/hive-druid-ssb

Star Schema Benchmark using the Hive / Druid Integration

Primary LanguageC

Star Schema Benchmark using the Hive / Druid Integration

Pre-requisites to running this:

  • Functional Druid cluster.
  • A version of Hive that supports the Druid Storage Handler. This includes Apache Hive version 2.2 or later, or Hortonworks Data Platform (HDP) 2.6 or later.
  • Apache Maven and gcc, for the data generator.

Before continuing, identify these things:

  • Your desired data scale, in gigabytes. For example, a scale of 1000 equals about a TB of data
  • Your HiveServer2 host:port
  • The Druid overlord host
  • The username and password for your Druid metadata database

Process:

  • Build the data generator (native code)
  • Package the data generator in a JAR file capable of being run as a MapReduce job to generate data within a Hadoop cluster
  • Run a MapReduce job to generate "CSV" data within HDFS
  • Run a Hive job to convert this "CSV" data into Hive tables
  • Run a Hive job to push pre-aggregated data into Druid. This step may require you to create additional HDFS directories and set permissions if you're not using HDP.

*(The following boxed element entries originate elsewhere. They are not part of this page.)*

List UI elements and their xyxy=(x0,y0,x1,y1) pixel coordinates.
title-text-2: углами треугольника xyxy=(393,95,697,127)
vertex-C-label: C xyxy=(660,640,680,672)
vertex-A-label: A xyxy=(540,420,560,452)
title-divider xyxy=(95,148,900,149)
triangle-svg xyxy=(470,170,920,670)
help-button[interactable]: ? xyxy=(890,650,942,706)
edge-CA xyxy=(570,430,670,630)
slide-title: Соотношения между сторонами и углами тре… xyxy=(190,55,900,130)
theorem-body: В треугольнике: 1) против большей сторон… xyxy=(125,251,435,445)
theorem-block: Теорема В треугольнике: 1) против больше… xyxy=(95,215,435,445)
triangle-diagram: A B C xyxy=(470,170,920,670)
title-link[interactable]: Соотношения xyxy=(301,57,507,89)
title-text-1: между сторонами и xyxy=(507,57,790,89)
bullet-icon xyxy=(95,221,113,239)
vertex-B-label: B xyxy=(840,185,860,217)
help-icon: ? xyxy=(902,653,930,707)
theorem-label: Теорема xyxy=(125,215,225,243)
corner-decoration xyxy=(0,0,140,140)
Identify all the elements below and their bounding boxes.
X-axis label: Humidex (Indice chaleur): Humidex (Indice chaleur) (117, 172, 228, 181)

If all goes well, you only run 3 commands:

  1. sh 00datagen.sh [scale] [hiveserver2:port]
  2. sh 00load.sh [scale] [hiveserver2:port] [overlord] [username] [password]
  3. sh 00run.sh [hiveserver2:port]

Example to run at scale 100:

sh 00datagen.sh 100 hive.example.com:10500
sh 00load.sh 100 hive.example.com:10500 druid.example.com druid password
sh 00run.sh hive.example.com:10500